Arnould’s keynote speech resonated in broader perspective to the concept of ecosystems, developing currently in disciplines outside of the study of biology. Socio-ecosystems are complex entities to study much due to that they consist of multiple levels of organisation with different types of actors and influencers in the network context. Within the service systems literature, Maglio et al. [1] saw a need to abstract service systems to better understand the concept. As such, the authors defined a service system as ”a configuration of people, technologies, and other resources that interact with other service systems to create mutual value.” Because service systems are dynamic, they can be acted upon and interact with other types of systems, the key behaviour always being co-creation in value. A well fostered services ecosystem for example, would enable value co-creation between service provider and client, by providing the necessary structures, methods and tools for all stakeholders to coordinate collaborative activities. This business ecosystem would in turn form a network of trustworthy social relations that will help fulfil customer needs and catalyse service innovation.
This idea of a service ecosystem extended in practice in my view, to the individuals that constituted the community of RESER scholars. From when I had the opportunity to organise the Gothenburg meet in 2010 and have come to know the RESER community as a convivial group of persons, informal with each other, I could see that the warm resonances have continued to be between members of the group over the years.

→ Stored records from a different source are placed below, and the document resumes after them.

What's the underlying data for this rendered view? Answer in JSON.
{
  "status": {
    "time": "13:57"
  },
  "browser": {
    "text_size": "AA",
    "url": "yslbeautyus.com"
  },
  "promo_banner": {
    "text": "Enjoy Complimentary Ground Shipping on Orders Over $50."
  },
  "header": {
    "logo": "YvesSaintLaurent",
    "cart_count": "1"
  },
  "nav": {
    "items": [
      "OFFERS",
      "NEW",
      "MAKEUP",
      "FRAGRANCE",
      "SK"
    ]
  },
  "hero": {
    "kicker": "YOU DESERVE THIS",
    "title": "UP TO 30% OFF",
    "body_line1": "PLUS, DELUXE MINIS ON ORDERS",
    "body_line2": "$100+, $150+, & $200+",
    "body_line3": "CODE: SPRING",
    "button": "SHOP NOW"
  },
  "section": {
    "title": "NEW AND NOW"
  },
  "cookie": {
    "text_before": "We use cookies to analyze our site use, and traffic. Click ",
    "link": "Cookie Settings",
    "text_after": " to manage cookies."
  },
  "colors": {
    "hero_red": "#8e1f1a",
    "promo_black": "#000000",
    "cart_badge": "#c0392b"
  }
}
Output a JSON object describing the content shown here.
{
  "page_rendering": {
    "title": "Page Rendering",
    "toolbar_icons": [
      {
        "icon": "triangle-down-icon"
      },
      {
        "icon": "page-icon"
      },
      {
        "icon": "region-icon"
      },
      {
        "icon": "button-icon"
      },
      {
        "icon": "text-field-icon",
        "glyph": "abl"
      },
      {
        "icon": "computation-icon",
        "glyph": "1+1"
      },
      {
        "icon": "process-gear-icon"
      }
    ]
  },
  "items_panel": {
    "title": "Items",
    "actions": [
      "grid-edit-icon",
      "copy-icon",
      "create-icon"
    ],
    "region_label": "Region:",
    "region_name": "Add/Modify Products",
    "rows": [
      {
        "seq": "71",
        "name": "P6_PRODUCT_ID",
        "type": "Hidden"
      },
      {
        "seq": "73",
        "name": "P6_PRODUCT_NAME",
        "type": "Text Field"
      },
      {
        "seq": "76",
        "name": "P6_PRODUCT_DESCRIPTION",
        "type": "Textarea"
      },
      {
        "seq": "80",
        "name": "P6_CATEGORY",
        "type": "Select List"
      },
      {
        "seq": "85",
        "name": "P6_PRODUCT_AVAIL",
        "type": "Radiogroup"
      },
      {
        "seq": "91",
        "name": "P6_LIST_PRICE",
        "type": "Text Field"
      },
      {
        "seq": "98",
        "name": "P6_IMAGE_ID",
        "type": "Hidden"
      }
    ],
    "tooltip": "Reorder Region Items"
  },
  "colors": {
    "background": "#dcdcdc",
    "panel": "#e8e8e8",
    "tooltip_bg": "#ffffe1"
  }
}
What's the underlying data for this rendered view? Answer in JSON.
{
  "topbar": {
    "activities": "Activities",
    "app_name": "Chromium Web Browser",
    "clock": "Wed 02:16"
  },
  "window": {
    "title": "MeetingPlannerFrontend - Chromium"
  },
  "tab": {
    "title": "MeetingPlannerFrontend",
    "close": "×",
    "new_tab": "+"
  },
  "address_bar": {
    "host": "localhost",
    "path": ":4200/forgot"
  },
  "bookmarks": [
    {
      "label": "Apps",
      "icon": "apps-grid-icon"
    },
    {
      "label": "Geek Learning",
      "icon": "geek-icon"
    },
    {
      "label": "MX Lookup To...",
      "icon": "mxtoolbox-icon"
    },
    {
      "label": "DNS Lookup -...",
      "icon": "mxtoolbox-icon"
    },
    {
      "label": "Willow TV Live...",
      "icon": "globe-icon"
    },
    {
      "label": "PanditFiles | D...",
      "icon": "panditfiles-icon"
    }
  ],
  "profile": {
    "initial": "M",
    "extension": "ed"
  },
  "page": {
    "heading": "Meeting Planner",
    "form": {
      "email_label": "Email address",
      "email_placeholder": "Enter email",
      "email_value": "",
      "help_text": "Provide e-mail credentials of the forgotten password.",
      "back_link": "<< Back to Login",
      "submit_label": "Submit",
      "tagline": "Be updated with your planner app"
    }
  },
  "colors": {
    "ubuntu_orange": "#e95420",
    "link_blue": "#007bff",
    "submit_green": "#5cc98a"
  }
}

There were about a hundred papers presented at this conference with a hundred and fifty in attendance. The conference culminated with a celebratory dinner with achievement awards given to distinguished scholars in the field. Set against the view of Mount Vesuvius and the stretch of the Gulf of Naples on a warm evening in late summer, all that was left to round off this event was a good wine from the region of Campania, southern Italy.
Patrik Ström President of RESER, delivering the opening speech of the 26th annual conference of RESER.
Patrik Ström with Andrew Jones, Professor in Economic Geography and Pro Vice-Chancellor (Research & Enterprise), City University of London, United Kingdom, talking about the impact of the new spatial hybridisation of TNCs (transnational corporations) across mature and emerging markets in terms of service innovation.
Presentation by Cheryl Marie Cordeiro at RESER 2016 on perspectivising the Cartesian divide on product and services in services innovation.
Visiting the ruins of Pompeii, sitting on a part of the plain architrave from an old Greek Doric temple.
The location of the conference in the shadow of Mount Vesuvius, and the environment lent itself to many reflections on both the service industry, the development and future of mankind as such, where the service industry will be of significant importance.
References
[1] Maglio, P.P., Vargo, S.L., Caswell, N., & Spohrer, J. (2009): The service system is the basic abstraction of service science, Information Systems and E-Business Management 7(4): 395-406.